Целые часы проводились в подобных разговорах, но средств все-таки не обреталось. Всё – либо проклятие на себя наложить приходилось, либо душу черту продать. В результате ничего другого не оставалось как жить на «маменькином положении», поправляя его некоторыми произвольными поборами с сельских начальников, которых Степан Владимирыч поголовно обложил данью в свою пользу в виде табаку, чаю и сахару. Кормили его чрезвычайно плохо. Обыкновенно приносили остатки маменькинова обеда, а так как Арина Петровна была умеренна до скупости, то естественно, что на его долю оставалось немного. Это было в особенности для него мучительно, потому что с тех пор, как вино сделалось для него запретным плодом, аппетит его быстро усилился. С утра до вечера он голодал и только об том и думал, как бы наесться. Подкарауливал часы, когда маменька отдыхала, бегал в кухню, заглядывал даже в людскую и везде что-нибудь нашаривал. По временам садился у открытого окна и поджидал, не проедет ли кто. Ежели проезжал мужик из своих, то останавливал его и облагал данью: яйцом, ватрушкой и т. д.

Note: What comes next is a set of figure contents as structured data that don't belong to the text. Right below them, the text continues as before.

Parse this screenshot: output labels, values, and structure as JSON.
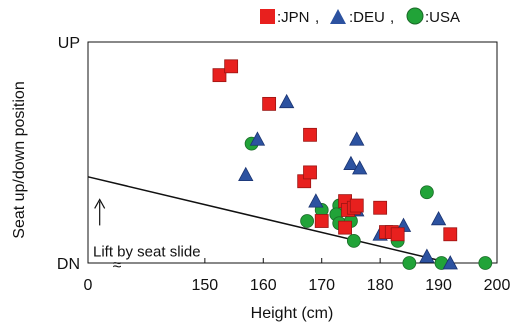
{
  "chart_data": {
    "type": "scatter",
    "xlabel": "Height (cm)",
    "ylabel": "Seat up/down position",
    "xlim": [
      130,
      200
    ],
    "ylim": [
      0,
      1
    ],
    "x_ticks": [
      {
        "value": 150,
        "label": "150"
      },
      {
        "value": 160,
        "label": "160"
      },
      {
        "value": 170,
        "label": "170"
      },
      {
        "value": 180,
        "label": "180"
      },
      {
        "value": 190,
        "label": "190"
      },
      {
        "value": 200,
        "label": "200"
      }
    ],
    "x_origin_label": "0",
    "axis_break": "≈",
    "y_tick_labels": [
      {
        "value": 1,
        "label": "UP"
      },
      {
        "value": 0,
        "label": "DN"
      }
    ],
    "grid": false,
    "legend_position": "top-right",
    "legend_separator": ",",
    "series": [
      {
        "name": ":JPN",
        "marker": "square",
        "color": "#e8201e",
        "points": [
          [
            152.5,
            0.85
          ],
          [
            154.5,
            0.89
          ],
          [
            161,
            0.72
          ],
          [
            168,
            0.58
          ],
          [
            167,
            0.37
          ],
          [
            168,
            0.41
          ],
          [
            170,
            0.19
          ],
          [
            174,
            0.28
          ],
          [
            174.5,
            0.24
          ],
          [
            175.5,
            0.25
          ],
          [
            174,
            0.16
          ],
          [
            176,
            0.26
          ],
          [
            180,
            0.25
          ],
          [
            181,
            0.14
          ],
          [
            182,
            0.14
          ],
          [
            183,
            0.13
          ],
          [
            192,
            0.13
          ]
        ]
      },
      {
        "name": ":DEU",
        "marker": "triangle",
        "color": "#2c52a0",
        "points": [
          [
            164,
            0.73
          ],
          [
            159,
            0.56
          ],
          [
            157,
            0.4
          ],
          [
            169,
            0.28
          ],
          [
            176,
            0.56
          ],
          [
            175,
            0.45
          ],
          [
            176.5,
            0.43
          ],
          [
            176,
            0.24
          ],
          [
            180,
            0.13
          ],
          [
            184,
            0.17
          ],
          [
            188,
            0.03
          ],
          [
            190,
            0.2
          ],
          [
            192,
            0.0
          ]
        ]
      },
      {
        "name": ":USA",
        "marker": "circle",
        "color": "#21a338",
        "points": [
          [
            158,
            0.54
          ],
          [
            167.5,
            0.19
          ],
          [
            170,
            0.24
          ],
          [
            173,
            0.26
          ],
          [
            172.5,
            0.22
          ],
          [
            173,
            0.18
          ],
          [
            175,
            0.19
          ],
          [
            175.5,
            0.1
          ],
          [
            183,
            0.1
          ],
          [
            185,
            0.0
          ],
          [
            188,
            0.32
          ],
          [
            190.5,
            0.0
          ],
          [
            198,
            0.0
          ]
        ]
      }
    ],
    "trend_line": {
      "from": [
        130,
        0.39
      ],
      "to": [
        192,
        0.0
      ]
    },
    "annotations": [
      {
        "text": "Lift by seat slide",
        "arrow": "up",
        "x": 132,
        "y": 0.17
      }
    ]
  }
}
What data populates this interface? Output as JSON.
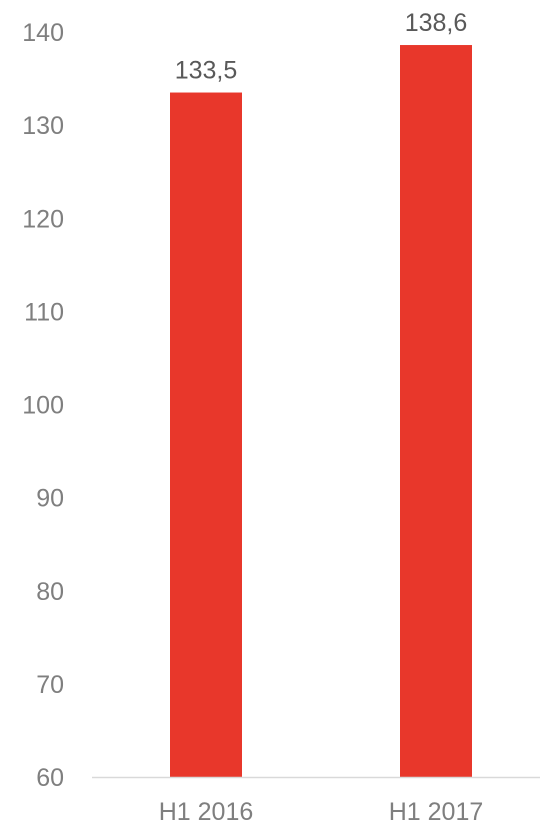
{
  "chart_data": {
    "type": "bar",
    "categories": [
      "H1 2016",
      "H1 2017"
    ],
    "values": [
      133.5,
      138.6
    ],
    "value_labels": [
      "133,5",
      "138,6"
    ],
    "yticks": [
      "60",
      "70",
      "80",
      "90",
      "100",
      "110",
      "120",
      "130",
      "140"
    ],
    "ylim": [
      60,
      140
    ],
    "grid": false,
    "legend": "none",
    "colors": {
      "bar": "#e8372b",
      "axis_line": "#d9d9d9",
      "tick_text": "#7f7f7f",
      "data_label_text": "#595959"
    }
  }
}
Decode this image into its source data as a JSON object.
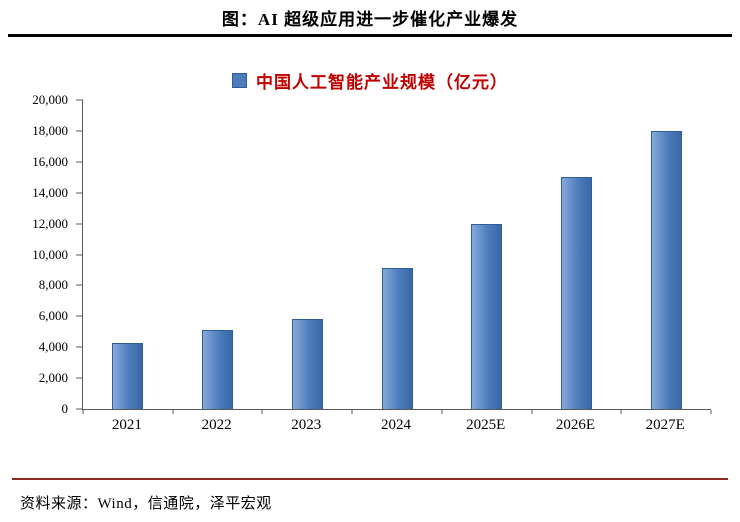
{
  "header": {
    "title": "图：AI 超级应用进一步催化产业爆发"
  },
  "legend": {
    "label": "中国人工智能产业规模（亿元）"
  },
  "footer": {
    "source": "资料来源：Wind，信通院，泽平宏观"
  },
  "colors": {
    "bar": "#4d7cbd",
    "bar_light": "#86a9d8",
    "bar_dark": "#3a68a5",
    "bar_border": "#2e5d9e",
    "legend_text": "#c00000",
    "divider_top": "#000000",
    "divider_bottom": "#8e2a21"
  },
  "chart_data": {
    "type": "bar",
    "categories": [
      "2021",
      "2022",
      "2023",
      "2024",
      "2025E",
      "2026E",
      "2027E"
    ],
    "values": [
      4300,
      5100,
      5800,
      9100,
      12000,
      15000,
      18000
    ],
    "title": "中国人工智能产业规模（亿元）",
    "xlabel": "",
    "ylabel": "",
    "ylim": [
      0,
      20000
    ],
    "ytick_step": 2000,
    "grid": false,
    "legend_position": "top"
  }
}
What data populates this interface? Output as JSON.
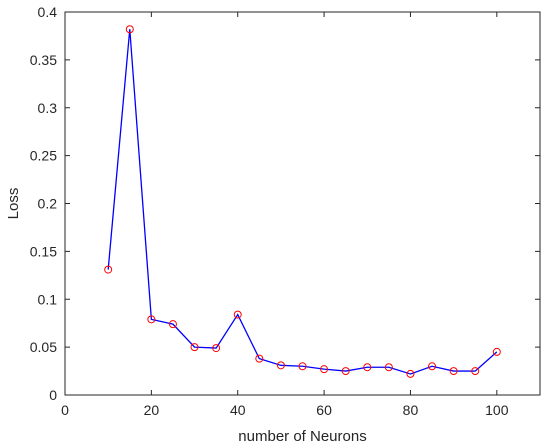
{
  "chart_data": {
    "type": "line",
    "title": "",
    "xlabel": "number of Neurons",
    "ylabel": "Loss",
    "xlim": [
      0,
      110
    ],
    "ylim": [
      0,
      0.4
    ],
    "xticks": [
      0,
      20,
      40,
      60,
      80,
      100
    ],
    "yticks": [
      0,
      0.05,
      0.1,
      0.15,
      0.2,
      0.25,
      0.3,
      0.35,
      0.4
    ],
    "xtick_labels": [
      "0",
      "20",
      "40",
      "60",
      "80",
      "100"
    ],
    "ytick_labels": [
      "0",
      "0.05",
      "0.1",
      "0.15",
      "0.2",
      "0.25",
      "0.3",
      "0.35",
      "0.4"
    ],
    "grid": false,
    "series": [
      {
        "x": [
          10,
          15,
          20,
          25,
          30,
          35,
          40,
          45,
          50,
          55,
          60,
          65,
          70,
          75,
          80,
          85,
          90,
          95,
          100
        ],
        "y": [
          0.131,
          0.382,
          0.079,
          0.074,
          0.05,
          0.049,
          0.084,
          0.038,
          0.031,
          0.03,
          0.027,
          0.025,
          0.029,
          0.029,
          0.022,
          0.03,
          0.025,
          0.025,
          0.045
        ],
        "line_color": "#0000ff",
        "marker": "circle",
        "marker_color": "#ff0000"
      }
    ]
  }
}
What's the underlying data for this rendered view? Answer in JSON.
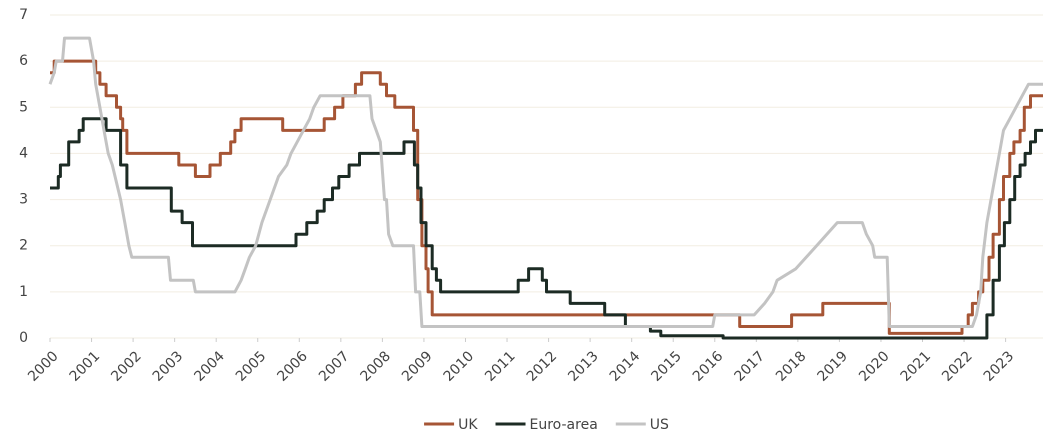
{
  "chart_data": {
    "type": "line",
    "grid": true,
    "legend": "bottom",
    "xlim": [
      2000,
      2023.9
    ],
    "xticks": [
      2000,
      2001,
      2002,
      2003,
      2004,
      2005,
      2006,
      2007,
      2008,
      2009,
      2010,
      2011,
      2012,
      2013,
      2014,
      2015,
      2016,
      2017,
      2018,
      2019,
      2020,
      2021,
      2022,
      2023
    ],
    "ylim": [
      0,
      7
    ],
    "yticks": [
      0,
      1,
      2,
      3,
      4,
      5,
      6,
      7
    ],
    "series": [
      {
        "name": "UK",
        "color": "#a65535",
        "x": [
          2000,
          2000.1,
          2000.1,
          2001.1,
          2001.1,
          2001.2,
          2001.2,
          2001.35,
          2001.35,
          2001.6,
          2001.6,
          2001.7,
          2001.7,
          2001.75,
          2001.75,
          2001.85,
          2001.85,
          2003.1,
          2003.1,
          2003.5,
          2003.5,
          2003.85,
          2003.85,
          2004.1,
          2004.1,
          2004.35,
          2004.35,
          2004.45,
          2004.45,
          2004.6,
          2004.6,
          2005.6,
          2005.6,
          2006.6,
          2006.6,
          2006.85,
          2006.85,
          2007.05,
          2007.05,
          2007.35,
          2007.35,
          2007.5,
          2007.5,
          2007.95,
          2007.95,
          2008.1,
          2008.1,
          2008.3,
          2008.3,
          2008.75,
          2008.75,
          2008.85,
          2008.85,
          2008.95,
          2008.95,
          2009.05,
          2009.05,
          2009.1,
          2009.1,
          2009.2,
          2009.2,
          2016.6,
          2016.6,
          2017.85,
          2017.85,
          2018.6,
          2018.6,
          2020.2,
          2020.2,
          2021.95,
          2021.95,
          2022.1,
          2022.1,
          2022.2,
          2022.2,
          2022.35,
          2022.35,
          2022.45,
          2022.45,
          2022.6,
          2022.6,
          2022.7,
          2022.7,
          2022.85,
          2022.85,
          2022.95,
          2022.95,
          2023.1,
          2023.1,
          2023.2,
          2023.2,
          2023.35,
          2023.35,
          2023.45,
          2023.45,
          2023.6,
          2023.6,
          2023.9
        ],
        "values": [
          5.75,
          5.75,
          6,
          6,
          5.75,
          5.75,
          5.5,
          5.5,
          5.25,
          5.25,
          5,
          5,
          4.75,
          4.75,
          4.5,
          4.5,
          4,
          4,
          3.75,
          3.75,
          3.5,
          3.5,
          3.75,
          3.75,
          4,
          4,
          4.25,
          4.25,
          4.5,
          4.5,
          4.75,
          4.75,
          4.5,
          4.5,
          4.75,
          4.75,
          5,
          5,
          5.25,
          5.25,
          5.5,
          5.5,
          5.75,
          5.75,
          5.5,
          5.5,
          5.25,
          5.25,
          5,
          5,
          4.5,
          4.5,
          3,
          3,
          2,
          2,
          1.5,
          1.5,
          1,
          1,
          0.5,
          0.5,
          0.25,
          0.25,
          0.5,
          0.5,
          0.75,
          0.75,
          0.1,
          0.1,
          0.25,
          0.25,
          0.5,
          0.5,
          0.75,
          0.75,
          1,
          1,
          1.25,
          1.25,
          1.75,
          1.75,
          2.25,
          2.25,
          3,
          3,
          3.5,
          3.5,
          4,
          4,
          4.25,
          4.25,
          4.5,
          4.5,
          5,
          5,
          5.25,
          5.25
        ]
      },
      {
        "name": "Euro-area",
        "color": "#1c2b24",
        "x": [
          2000,
          2000.2,
          2000.2,
          2000.25,
          2000.25,
          2000.45,
          2000.45,
          2000.7,
          2000.7,
          2000.8,
          2000.8,
          2001.35,
          2001.35,
          2001.7,
          2001.7,
          2001.85,
          2001.85,
          2002.92,
          2002.92,
          2003.18,
          2003.18,
          2003.43,
          2003.43,
          2005.92,
          2005.92,
          2006.18,
          2006.18,
          2006.43,
          2006.43,
          2006.6,
          2006.6,
          2006.8,
          2006.8,
          2006.95,
          2006.95,
          2007.2,
          2007.2,
          2007.45,
          2007.45,
          2008.52,
          2008.52,
          2008.77,
          2008.77,
          2008.85,
          2008.85,
          2008.93,
          2008.93,
          2009.05,
          2009.05,
          2009.2,
          2009.2,
          2009.3,
          2009.3,
          2009.4,
          2009.4,
          2011.27,
          2011.27,
          2011.52,
          2011.52,
          2011.85,
          2011.85,
          2011.95,
          2011.95,
          2012.52,
          2012.52,
          2013.35,
          2013.35,
          2013.85,
          2013.85,
          2014.45,
          2014.45,
          2014.7,
          2014.7,
          2016.2,
          2016.2,
          2022.55,
          2022.55,
          2022.7,
          2022.7,
          2022.85,
          2022.85,
          2022.97,
          2022.97,
          2023.1,
          2023.1,
          2023.22,
          2023.22,
          2023.35,
          2023.35,
          2023.47,
          2023.47,
          2023.6,
          2023.6,
          2023.72,
          2023.72,
          2023.9
        ],
        "values": [
          3.25,
          3.25,
          3.5,
          3.5,
          3.75,
          3.75,
          4.25,
          4.25,
          4.5,
          4.5,
          4.75,
          4.75,
          4.5,
          4.5,
          3.75,
          3.75,
          3.25,
          3.25,
          2.75,
          2.75,
          2.5,
          2.5,
          2,
          2,
          2.25,
          2.25,
          2.5,
          2.5,
          2.75,
          2.75,
          3,
          3,
          3.25,
          3.25,
          3.5,
          3.5,
          3.75,
          3.75,
          4,
          4,
          4.25,
          4.25,
          3.75,
          3.75,
          3.25,
          3.25,
          2.5,
          2.5,
          2,
          2,
          1.5,
          1.5,
          1.25,
          1.25,
          1,
          1,
          1.25,
          1.25,
          1.5,
          1.5,
          1.25,
          1.25,
          1,
          1,
          0.75,
          0.75,
          0.5,
          0.5,
          0.25,
          0.25,
          0.15,
          0.15,
          0.05,
          0.05,
          0,
          0,
          0.5,
          0.5,
          1.25,
          1.25,
          2,
          2,
          2.5,
          2.5,
          3,
          3,
          3.5,
          3.5,
          3.75,
          3.75,
          4,
          4,
          4.25,
          4.25,
          4.5,
          4.5
        ]
      },
      {
        "name": "US",
        "color": "#c3c3c3",
        "x": [
          2000,
          2000.1,
          2000.15,
          2000.3,
          2000.35,
          2000.95,
          2001.05,
          2001.1,
          2001.2,
          2001.3,
          2001.4,
          2001.5,
          2001.7,
          2001.8,
          2001.9,
          2001.97,
          2002.85,
          2002.9,
          2003.45,
          2003.5,
          2004.45,
          2004.6,
          2004.7,
          2004.8,
          2004.95,
          2005.1,
          2005.3,
          2005.5,
          2005.7,
          2005.8,
          2005.95,
          2006.1,
          2006.25,
          2006.35,
          2006.5,
          2007.7,
          2007.75,
          2007.85,
          2007.95,
          2008.05,
          2008.1,
          2008.15,
          2008.25,
          2008.75,
          2008.8,
          2008.9,
          2008.95,
          2015.95,
          2016,
          2016.95,
          2017.2,
          2017.4,
          2017.5,
          2017.95,
          2018.2,
          2018.45,
          2018.7,
          2018.95,
          2019.55,
          2019.65,
          2019.8,
          2019.85,
          2020.15,
          2020.2,
          2022.2,
          2022.3,
          2022.4,
          2022.45,
          2022.55,
          2022.7,
          2022.85,
          2022.95,
          2023.1,
          2023.25,
          2023.4,
          2023.55,
          2023.9
        ],
        "values": [
          5.5,
          5.75,
          6,
          6,
          6.5,
          6.5,
          6,
          5.5,
          5,
          4.5,
          4,
          3.75,
          3,
          2.5,
          2,
          1.75,
          1.75,
          1.25,
          1.25,
          1,
          1,
          1.25,
          1.5,
          1.75,
          2,
          2.5,
          3,
          3.5,
          3.75,
          4,
          4.25,
          4.5,
          4.75,
          5,
          5.25,
          5.25,
          4.75,
          4.5,
          4.25,
          3,
          3,
          2.25,
          2,
          2,
          1,
          1,
          0.25,
          0.25,
          0.5,
          0.5,
          0.75,
          1,
          1.25,
          1.5,
          1.75,
          2,
          2.25,
          2.5,
          2.5,
          2.25,
          2,
          1.75,
          1.75,
          0.25,
          0.25,
          0.5,
          1,
          1.75,
          2.5,
          3.25,
          4,
          4.5,
          4.75,
          5,
          5.25,
          5.5,
          5.5
        ]
      }
    ]
  }
}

Еще при первом свидании Арина Петровна в коротких словах выяснила ему полную программу его житья-бытья.
– Покуда – живи! – сказала она, – вот тебе угол в конторе, пить-есть будешь с моего стола, а на прочее – не погневайся, голубчик! Разносолов у меня от роду не бывало, а для тебя и подавно заводить не стану. Вот братья ужо приедут: какое положение они промежду себя для тебя присоветуют – так я с тобой и поступлю. Сама на душу греха брать не хочу, как братья решат – так тому и быть!
И вот теперь он с нетерпением ждал приезда братьев. Но при этом он совсем не думал о том, какое влияние будет иметь этот приезд на дальнейшую его судьбу (по-видимому, он решил, что об этом и думать нечего), а загадывал только, привезет ли ему брат Павел табаку и сколько именно.
2
Известный в то время табачный фабрикант, конкурировавший с Жуковым. (Примеч. М.Е. Салтыкова-Щедрина.)